Doğan Heper

Doğan Heper

dheper@milliyet.com.tr

Tüm Yazıları
Haberin Devamı


Hükümet Hayat Standardı Vergisi'ni yeniden getirme kararlılığını açıkladı.
Bu vergi iki yıl önce kaldırılmıştı, şimdi dönüyor.
Yeni bir vergi, işlerin iyi gitmediğinin göstergesi sayılır.
Vergileri düşürmek varken artırmak başka türlü yorumlanabilir mi?
Ama burada farklı bir özellik var.
İki yıl önce "hayat standardı" kaldırılırken, serbest meslek erbabına, Gelir Vergisi mükelleflerine, kazanç beyanlarına dayanarak vergilerinin saptanması esası getirilmişti.
Peki bu neye yaradı?
Vergi gelirlerinde düşüşe...
Hayat Standardı Vergisi'nin kaldırıldığı 1998 yılı Gelir Vergisi mükelleflerinin ödediği vergilerin genel vergi içindeki oranı yüzde 38'e ulaşmış iken, birden bire bu oran düştü, 2000 yılında oran yüzde 26 oldu.

Vergide acı tablo

O acı tabloya bir kez daha göz atalım:
"Türkiye'de iyi kazandıran mesleklerin sahiplerini sayın" deseler kimleri sayarsınız?
Kuyumcular, inşaatçılar, deri imalatçıları, doktorlar, diş hekimleri, mobilyacılar, lokantacılar, kürkçüler, inşaat malzemecileri.
Belki daha başkaları da sayılabilir.
Aslında bu meslek sahiplerine iyi kazanan değil belki de "yoksul" dememiz gerekir. Neden?

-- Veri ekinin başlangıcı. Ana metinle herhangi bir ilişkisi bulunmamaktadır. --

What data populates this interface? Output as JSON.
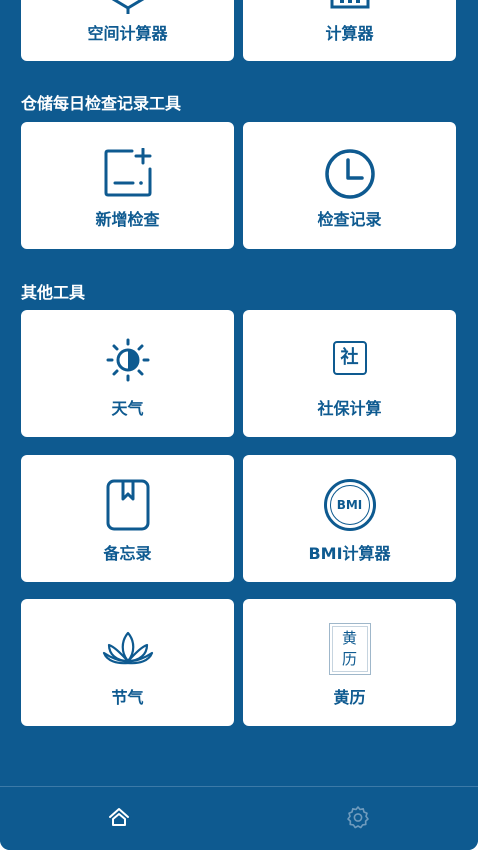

Verdikleri vergi beyannamelerinde gösterdikleri kazançlar yüzünden.
Bazılarının beyan ettikleri aylık kazançları memurlardan, işçilerden hatta emeklilerden de yoksul olduklarını gösteriyor!..
Aylık kazanç olarak bazı meslek sahiplerinin bildirdiği rakamlar komik değil, acıdır.
Yukarıda saydığımız mesleklerde kazançlar aylık 453 milyon lira ile 43 milyon lira arasında sınırlanıyor.
Örneğin bir diş hekiminin aylık kazancı 47 milyon lira, bir kürkçünün 43 milyon lira, kuyumcununki 201 milyon lira, mobilyacınınki ise 189 milyon lira olarak gösterilmişse buna nasıl inanırsınız?
Asgari ücret alan bir işçiden kesilen vergi ayda 12 milyon lira olduğuna göre yukarıdaki beyannameler gerçek olabilir mi?

Haklı mı, haksız mı?

İşte olaya bu rakamlar açısından bakınca Hayat Standardı Vergisi'nin haklılığı ortaya çıkıyor.
Üstelik yeni düzenlemeyle vergi mükellefi çok büyük bir yükümlülük altına da girecek sayılmaz.
Bir serbest meslek sahibi aylık gelirini en az asgari ücretin dört katı yani 472 milyon lira olarak gösterebilecek. Bunun da vergisi ayda yaklaşık 100 milyon lira olacak.

Muhalefet uyuyor

Buradaki ilginç nokta şu.
Yeni bir vergi geliyor. Haklı da olsa, haksız da olsa, yüksek de olsa, düşük de olsa muhalefet bu konuda konuşmuyor.
Yeni vergi demek, muhalefetin hayat kaynağı demek değil mi?
Ama Türkiye'de etkili bir muhalefetin olmadığı bu olay nedeniyle de görülüyor.
Türkiye şöyle veya böyle bir iktidara sahip oldu, ama muhalefet hala aranıyor.
Oysa demokratik bir ülkede muhalefet belki de iktidardan daha önemlidir.